One problem is that society does not always keep pace with changes in the law. A friend this week described how abuse was shouted at his partner and himself when they walked through Pimlico just a few years ago – ‘faggots; you should be ashamed of yourselves’; within families there can be shame and humiliation in having a child who is gay. The same friend was banned from entering the family home for those reasons. It was 3 years before his mother persuaded his father to allow him in and then not with his partner.
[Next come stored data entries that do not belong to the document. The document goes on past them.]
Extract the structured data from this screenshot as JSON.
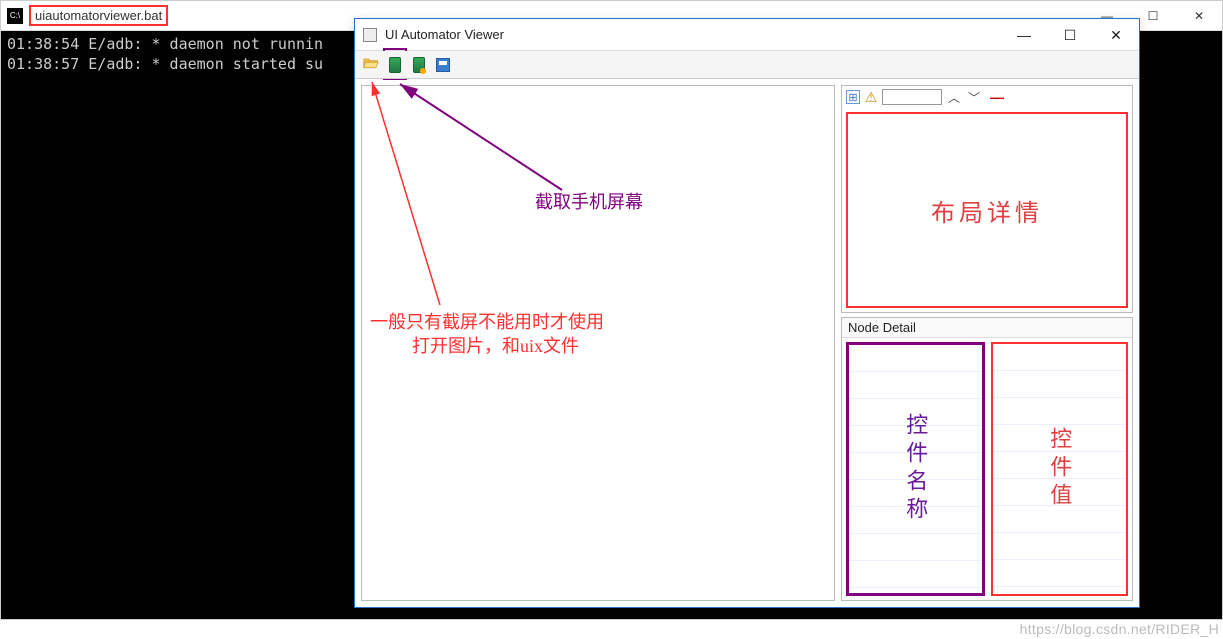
{
  "cmd": {
    "icon_text": "C:\\",
    "title": "uiautomatorviewer.bat",
    "buttons": {
      "min": "—",
      "max": "☐",
      "close": "✕"
    },
    "lines": [
      "01:38:54 E/adb: * daemon not runnin",
      "01:38:57 E/adb: * daemon started su"
    ]
  },
  "uav": {
    "title": "UI Automator Viewer",
    "buttons": {
      "min": "—",
      "max": "☐",
      "close": "✕"
    },
    "toolbar": {
      "open": "open-file",
      "screenshot": "device-screenshot",
      "screenshot_compressed": "device-screenshot-compressed",
      "save": "save"
    },
    "tree_toolbar": {
      "expand": "⊞",
      "warn": "⚠",
      "search_value": "",
      "up": "︿",
      "down": "﹀",
      "minus": "—"
    },
    "layout_label": "布局详情",
    "node_detail_title": "Node Detail",
    "col_name_label": "控件名称",
    "col_value_label": "控件值"
  },
  "annotations": {
    "purple_arrow_text": "截取手机屏幕",
    "red_line1": "一般只有截屏不能用时才使用",
    "red_line2": "打开图片，和uix文件"
  },
  "watermark": "https://blog.csdn.net/RIDER_H"
}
Later in, during our ‘Pause for self-reflection’, we will have space to delve into our own feelings and to uncover our attitudes on gay rights. The law has changed beyond recognition over the last 60 years spurred on by the Stonewall riots of 1969, which triggered the gay liberation movement in the USA. The UK was hot on its heels and the first official UK Gay Pride Rally was held in London on July 1st, 1972. From legalising same sex activity in 1967 in England and Wales, equalising the age of consent (2001, 2009 N Ireland) and the right to change legal gender 2005, through to legalising same sex marriage in the UK except for Northern Ireland last year LGBT citizens now have most of the same legal rights as non-LGBT citizens and the UK provides one of the highest degrees of liberty in the world for its LGBT communities.
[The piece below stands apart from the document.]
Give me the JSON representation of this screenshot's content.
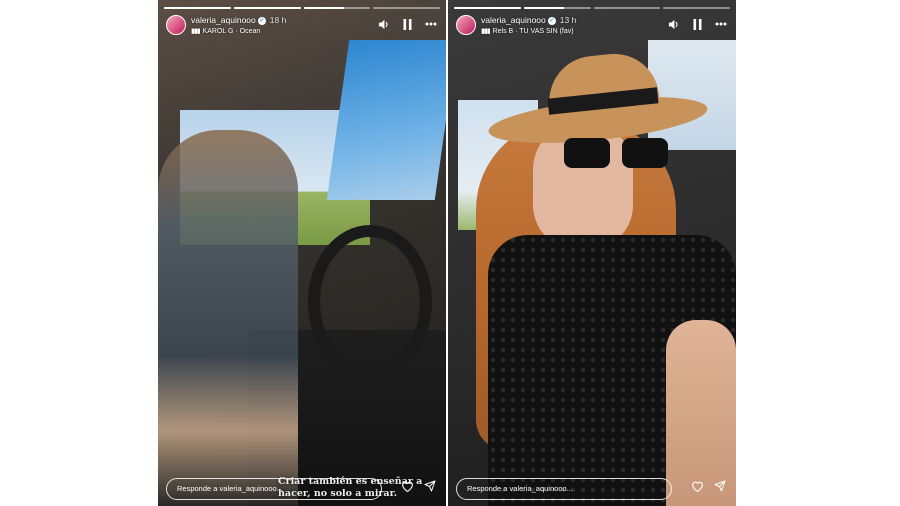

But is that something to be proud of? After all, what are we being compared to? In Uganda, Nigeria and Qatar for instance, homosexuality is criminalised, while in the UK itself there is still much to be done. The Democratic Union Party in Northern Ireland is proposing to add a clause to the Equality Laws which states that businesses could refuse service where someone feels they are required to ‘endorse a same sex relationship in violation of his/her faith identity.’ In other words it would be legal to deny gays service in hotels restaurants and many other businesses, just because of who they love! Aderonke Apata, the Lesbian who came to the UK as an asylum seeker in 2004, is currently appealing against the Government’s decision for the 3rd time not to grant her asylum in Britain, most recently on the grounds (among others) that she cannot be a lesbian asshe has children from a previous heterosexual relationship.  Homophonic bullying at school has caused huge damage. Stonewall shows it has dropped significantly over the last 5 years, thanks to proper education and a whole school commitment.

We are, at least, on the right track. Alan Turing was granted a posthumouspardon by the Queen in 2013 and there is now a campaign underway to pardon all 49,000 or so who were convicted under the same law. Stonewall has cited MI5 as one of the country’s top 10 most gay friendly employers. In Jan a lesbian MI5 officer said she was delighted by the way in which she and her gay colleagues had been welcomed into the service which currently employs more than 70 gay men and women.

But Rights bring Responsibilities; Sexual freedom comes with the responsibility that all sexual activity should be consensual. Within popular gay culture, as in any truly open relationship, each should consider the wellbeing of their partner and take care not to hurt them by extra-marital sex. One person’s right is in conflict with another person’s right. In recent years, the British Supreme Court has had to adjudicate precisely on a clash where a practising Christian couple refused to allow a gay couple to stay in their bed and breakfast accommodation. Both parties claimed that their human rights were threatened. Of course, the vast majority of religious observance does not impinge upon anyone else’s rights, but this example illustrates how liberties themselves can be in conflict with each other. Once again faith is a stumbling block.

But remember, life is holy, all life, for we are all made in the image of God. We all struggle to become the people God created us to be. But in Christ we are all free, all of equal value and all loved.